I spent this Thanksgiving in central Florida—a perfect time and place to be digesting this book. This had once been Timucua land, lush and green, tended by some 35 different chiefdoms across numerous villages. The Timucua grew corn, squash, and beans; played cool ballgames; and fought skirmishes with nearby rivals. They had rich spiritual traditions and ceremonies, and a deep connection to the land.

Then the European colonizers came. They conquered the Timucua, forced the women into harems for the conquerors, compelled them to convert to Christianity, and stole their land’s riches to export back to Europe.

Today, the area is a sea of asphalt. Strip malls stretch endlessly. Everything is barren shopping outlets and garish home developments of reduplicated housing models stacked on top of each other. For mile on mile, there is nothing but concrete highway, fast food franchises, and suburban sprawl.

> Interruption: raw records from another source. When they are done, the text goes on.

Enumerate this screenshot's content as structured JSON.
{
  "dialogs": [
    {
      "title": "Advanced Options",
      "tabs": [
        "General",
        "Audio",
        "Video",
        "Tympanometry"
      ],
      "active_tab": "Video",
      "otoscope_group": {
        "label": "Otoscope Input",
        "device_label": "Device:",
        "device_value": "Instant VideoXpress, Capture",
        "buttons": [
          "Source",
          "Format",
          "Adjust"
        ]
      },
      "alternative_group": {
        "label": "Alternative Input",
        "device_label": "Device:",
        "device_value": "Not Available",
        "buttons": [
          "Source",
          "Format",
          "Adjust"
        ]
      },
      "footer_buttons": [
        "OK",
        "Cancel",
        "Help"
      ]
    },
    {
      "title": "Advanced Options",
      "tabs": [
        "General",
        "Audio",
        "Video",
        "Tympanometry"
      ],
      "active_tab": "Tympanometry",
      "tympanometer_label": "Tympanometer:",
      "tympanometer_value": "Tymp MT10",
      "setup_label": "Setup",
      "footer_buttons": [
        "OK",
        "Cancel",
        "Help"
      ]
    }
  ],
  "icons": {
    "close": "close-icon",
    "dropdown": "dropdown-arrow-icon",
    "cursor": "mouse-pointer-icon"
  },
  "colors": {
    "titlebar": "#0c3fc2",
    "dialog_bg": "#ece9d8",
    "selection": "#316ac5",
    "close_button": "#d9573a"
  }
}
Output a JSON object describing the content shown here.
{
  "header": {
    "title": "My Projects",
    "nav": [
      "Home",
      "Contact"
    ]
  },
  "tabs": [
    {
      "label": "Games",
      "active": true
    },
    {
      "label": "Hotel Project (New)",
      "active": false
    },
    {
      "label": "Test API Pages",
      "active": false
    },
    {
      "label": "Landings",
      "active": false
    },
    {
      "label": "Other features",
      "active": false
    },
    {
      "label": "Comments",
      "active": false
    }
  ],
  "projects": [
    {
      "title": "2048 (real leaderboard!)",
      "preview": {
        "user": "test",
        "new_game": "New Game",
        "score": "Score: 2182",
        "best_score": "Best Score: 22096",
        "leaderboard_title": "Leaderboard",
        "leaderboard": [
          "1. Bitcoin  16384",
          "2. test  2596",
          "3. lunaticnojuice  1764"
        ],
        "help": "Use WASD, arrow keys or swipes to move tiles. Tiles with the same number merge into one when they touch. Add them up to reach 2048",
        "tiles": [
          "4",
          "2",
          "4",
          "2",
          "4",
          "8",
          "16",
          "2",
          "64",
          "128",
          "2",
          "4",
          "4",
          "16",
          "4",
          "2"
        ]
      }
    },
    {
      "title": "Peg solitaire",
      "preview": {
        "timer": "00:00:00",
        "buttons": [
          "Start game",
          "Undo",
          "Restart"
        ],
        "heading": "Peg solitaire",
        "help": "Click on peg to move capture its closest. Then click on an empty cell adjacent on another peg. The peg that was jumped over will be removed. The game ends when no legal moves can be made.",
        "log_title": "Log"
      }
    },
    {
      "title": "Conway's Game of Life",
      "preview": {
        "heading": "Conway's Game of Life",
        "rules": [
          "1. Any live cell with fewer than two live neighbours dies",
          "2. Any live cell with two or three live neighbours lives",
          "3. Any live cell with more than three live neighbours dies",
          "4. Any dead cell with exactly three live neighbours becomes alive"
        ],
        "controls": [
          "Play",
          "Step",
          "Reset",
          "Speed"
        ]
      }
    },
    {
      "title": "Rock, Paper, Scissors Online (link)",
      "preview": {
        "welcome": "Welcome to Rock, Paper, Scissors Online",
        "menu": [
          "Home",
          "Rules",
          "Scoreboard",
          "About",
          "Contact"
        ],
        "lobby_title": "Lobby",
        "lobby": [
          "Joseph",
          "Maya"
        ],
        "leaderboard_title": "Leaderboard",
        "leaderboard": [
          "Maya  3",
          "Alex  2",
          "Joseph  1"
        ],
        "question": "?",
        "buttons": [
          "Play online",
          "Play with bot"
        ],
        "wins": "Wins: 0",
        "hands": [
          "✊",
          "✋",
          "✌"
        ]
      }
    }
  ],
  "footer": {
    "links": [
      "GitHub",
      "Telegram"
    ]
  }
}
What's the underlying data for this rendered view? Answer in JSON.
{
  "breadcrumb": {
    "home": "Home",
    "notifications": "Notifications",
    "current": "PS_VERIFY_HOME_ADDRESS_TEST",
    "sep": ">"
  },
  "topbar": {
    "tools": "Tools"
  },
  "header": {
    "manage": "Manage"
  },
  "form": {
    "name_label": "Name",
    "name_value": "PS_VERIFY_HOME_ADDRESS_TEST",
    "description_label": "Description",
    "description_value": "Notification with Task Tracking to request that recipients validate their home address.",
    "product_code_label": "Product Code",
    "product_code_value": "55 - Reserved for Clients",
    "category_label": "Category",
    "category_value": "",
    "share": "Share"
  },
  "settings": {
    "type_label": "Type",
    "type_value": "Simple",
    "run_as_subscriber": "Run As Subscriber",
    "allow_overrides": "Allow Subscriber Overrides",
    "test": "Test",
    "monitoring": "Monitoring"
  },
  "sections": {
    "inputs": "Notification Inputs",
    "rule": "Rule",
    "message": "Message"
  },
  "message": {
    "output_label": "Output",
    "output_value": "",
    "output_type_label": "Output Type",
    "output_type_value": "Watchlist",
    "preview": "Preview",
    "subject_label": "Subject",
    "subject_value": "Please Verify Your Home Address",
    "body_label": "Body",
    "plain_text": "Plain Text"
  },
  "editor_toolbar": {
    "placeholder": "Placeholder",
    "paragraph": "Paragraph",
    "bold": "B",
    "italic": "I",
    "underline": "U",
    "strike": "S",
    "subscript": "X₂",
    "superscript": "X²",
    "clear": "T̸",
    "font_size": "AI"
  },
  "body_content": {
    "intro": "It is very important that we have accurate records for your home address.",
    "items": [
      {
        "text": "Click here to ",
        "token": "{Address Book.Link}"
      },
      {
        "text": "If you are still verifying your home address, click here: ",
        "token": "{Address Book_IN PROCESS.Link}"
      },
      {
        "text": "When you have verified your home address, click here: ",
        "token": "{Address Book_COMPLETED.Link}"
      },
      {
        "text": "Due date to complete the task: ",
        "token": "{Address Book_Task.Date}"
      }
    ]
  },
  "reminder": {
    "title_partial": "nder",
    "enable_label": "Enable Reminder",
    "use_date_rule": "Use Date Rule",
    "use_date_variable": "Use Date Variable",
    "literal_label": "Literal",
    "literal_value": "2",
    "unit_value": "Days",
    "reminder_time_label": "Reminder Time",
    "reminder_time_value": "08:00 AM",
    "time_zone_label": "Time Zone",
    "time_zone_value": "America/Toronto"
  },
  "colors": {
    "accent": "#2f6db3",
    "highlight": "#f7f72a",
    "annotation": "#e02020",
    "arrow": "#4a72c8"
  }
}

Happy Thanksgiving, Progress.

Whatever force created such a soulless hellhole should and must be stopped. Period. Worse, to actually consider this “Progress” over pretty much anything the Timucua might have been doing here is a delusion of epic and downright perverse proportions. Any worldview that would claim that is, well, evil, backward, and savage.

Modernism, so conceived, is a bankrupt paradigm. Yes, we can be nuanced, and should be, recognizing that it also brought with it many emancipations, cured many ills and diseases, added many comforts and luxuries, and generally allowed people the opportunity to explore self-actualization as they never could before. For these reasons, metamodernism embraces and takes up the genuine insights of modernism into its worldview. But it also takes up its postmodern critique, which is valid and urgently necessary. For, as we speak, the very suburban wastelands I’ve just described are still spreading, growing, “developing” across the globe. Indeed, is not the meta-crisis itself the cancer created by this modernist metastasis? Is modernism itself not causing the end of the world as we know it, after causing the end of so many others’ worlds? And is it not this challenge that metamodern activists are eagerly responding to?

In short, DoE is actually fighting an old ideological battle: namely, the postmodernist worldview against the modernist one. We’ve seen this one before. It lampoons the earnest naivetes of early anthropologists and savages the ethnographers of “savages.” And in as much as it does this honestly and accurately, it does well. More power to you, Davids.


So, what do we say? To the extent that DoE can be seen as a weapon in the arsenal of postmodern critique of modernization’s insanity and the simple nonsense of modern “Progress,” then all the better?